As the skeleton of burnt wreckage still smouldered, a bus rigged with bombs exploded in a downtown shopping district in Karrada, killing at least 11 people and wounding 18, defence and security sources said.
In the northern and predominantly Shia district of Al-Utaifiyah, a suicide bomber boarded a minibus and blew himself up, killing six people and wounding 10, said another security official on condition of anonymity.
Soon after nightfall, another two roadside bombs exploded within minutes of each other in Karrada, killing eight people and wounding 23, a security official said. ‘
Reuters adds further attacks, including truck bombings in the northern city of Mosul that left 4 dead and 17 wounded.
Richard Oppel of the NYT profiles the deadly situation in Baquba, northeast of Baghdad. Not a good scene.

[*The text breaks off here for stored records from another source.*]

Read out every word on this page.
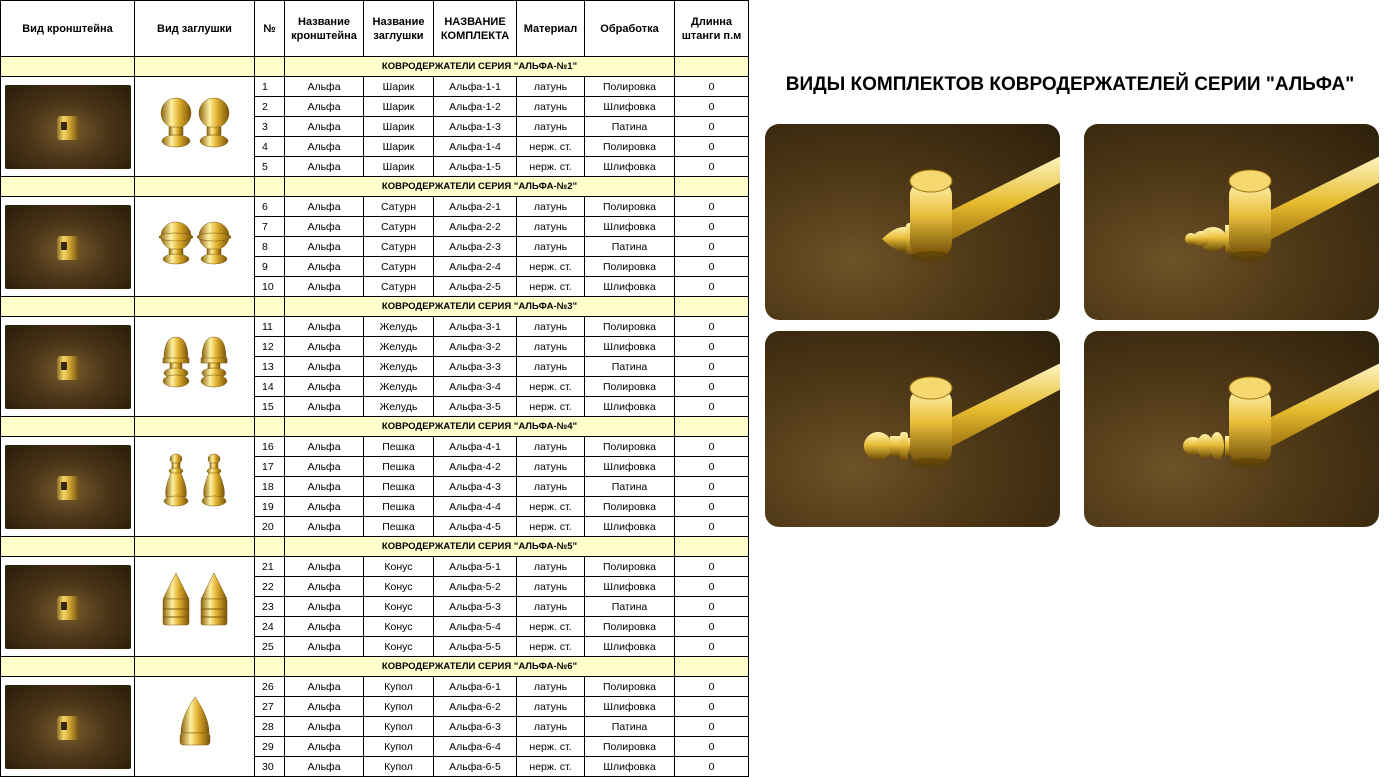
Вид кронштейна	Вид заглушки	№	Название кронштейна	Название заглушки	НАЗВАНИЕ КОМПЛЕКТА	Материал	Обработка	Длинна штанги п.м
			КОВРОДЕРЖАТЕЛИ СЕРИЯ "АЛЬФА-№1"					

		1	Альфа	Шарик	Альфа-1-1	латунь	Полировка	0
		2	Альфа	Шарик	Альфа-1-2	латунь	Шлифовка	0
		3	Альфа	Шарик	Альфа-1-3	латунь	Патина	0
		4	Альфа	Шарик	Альфа-1-4	нерж. ст.	Полировка	0
		5	Альфа	Шарик	Альфа-1-5	нерж. ст.	Шлифовка	0
			КОВРОДЕРЖАТЕЛИ СЕРИЯ "АЛЬФА-№2"					

		6	Альфа	Сатурн	Альфа-2-1	латунь	Полировка	0
		7	Альфа	Сатурн	Альфа-2-2	латунь	Шлифовка	0
		8	Альфа	Сатурн	Альфа-2-3	латунь	Патина	0
		9	Альфа	Сатурн	Альфа-2-4	нерж. ст.	Полировка	0
		10	Альфа	Сатурн	Альфа-2-5	нерж. ст.	Шлифовка	0
			КОВРОДЕРЖАТЕЛИ СЕРИЯ "АЛЬФА-№3"					

		11	Альфа	Желудь	Альфа-3-1	латунь	Полировка	0
		12	Альфа	Желудь	Альфа-3-2	латунь	Шлифовка	0
		13	Альфа	Желудь	Альфа-3-3	латунь	Патина	0
		14	Альфа	Желудь	Альфа-3-4	нерж. ст.	Полировка	0
		15	Альфа	Желудь	Альфа-3-5	нерж. ст.	Шлифовка	0
			КОВРОДЕРЖАТЕЛИ СЕРИЯ "АЛЬФА-№4"					

		16	Альфа	Пешка	Альфа-4-1	латунь	Полировка	0
		17	Альфа	Пешка	Альфа-4-2	латунь	Шлифовка	0
		18	Альфа	Пешка	Альфа-4-3	латунь	Патина	0
		19	Альфа	Пешка	Альфа-4-4	нерж. ст.	Полировка	0
		20	Альфа	Пешка	Альфа-4-5	нерж. ст.	Шлифовка	0
			КОВРОДЕРЖАТЕЛИ СЕРИЯ "АЛЬФА-№5"					

		21	Альфа	Конус	Альфа-5-1	латунь	Полировка	0
		22	Альфа	Конус	Альфа-5-2	латунь	Шлифовка	0
		23	Альфа	Конус	Альфа-5-3	латунь	Патина	0
		24	Альфа	Конус	Альфа-5-4	нерж. ст.	Полировка	0
		25	Альфа	Конус	Альфа-5-5	нерж. ст.	Шлифовка	0
			КОВРОДЕРЖАТЕЛИ СЕРИЯ "АЛЬФА-№6"					

		26	Альфа	Купол	Альфа-6-1	латунь	Полировка	0
		27	Альфа	Купол	Альфа-6-2	латунь	Шлифовка	0
		28	Альфа	Купол	Альфа-6-3	латунь	Патина	0
		29	Альфа	Купол	Альфа-6-4	нерж. ст.	Полировка	0
		30	Альфа	Купол	Альфа-6-5	нерж. ст.	Шлифовка	0
ВИДЫ КОМПЛЕКТОВ КОВРОДЕРЖАТЕЛЕЙ СЕРИИ "АЛЬФА"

Al-Hayat writes in Arabic that according to Shaikh Ali al-Faris of the Dulaim, some Sunni Arab tribes in the north are reaching out to Shiite tribes in the south in hopes of building an Iraqi national movement to force US troops out of their country, which would transcend sectarian considerations. If any such pan-Islamic alliance ever did develop, it would become very difficult for the US to stay in Iraq. Faris maintains that attempts by the Iraqi government to bring guerrilla groups into the political process have failed, largely because of the ongoing foreign occupation, which is a deal breaker for them. He dismisses allegations by other Sheikhs that the tribes are going over to the al-Maliki government and the Americans. This is the most balanced article I’ve seen in al-Hayat on the role of the tribes of al-Anbar province.
James Zogby discusses the new role of Iraq as the ‘Afghanistan’ of the zeroes, attracting a Jihadist international from North Africa and elsewhere.
The United Nations High Commission on Human Rights is holding a conference to highlight the challenges facing the some 4 million Iraqis displaced by the aftermath of Bush’s invasion.
Al-Zaman also reports that the issue of Kirkuk will be taken up at the Sharm el Sheikh conference of Iraqis and their neighbors scheduled for April 20. Residents of various ethnicities will discuss its possible fate.
As longtime readers know, I think Kirkuk province should be partitioned and the parts with high Kurdish populations be given to the Kurds. Turkmen and Arabs should have their own enclaves.
Patrick Seale on the role of the Neoconservatives and the Israeli Right in pushing the United States into the Iraq War.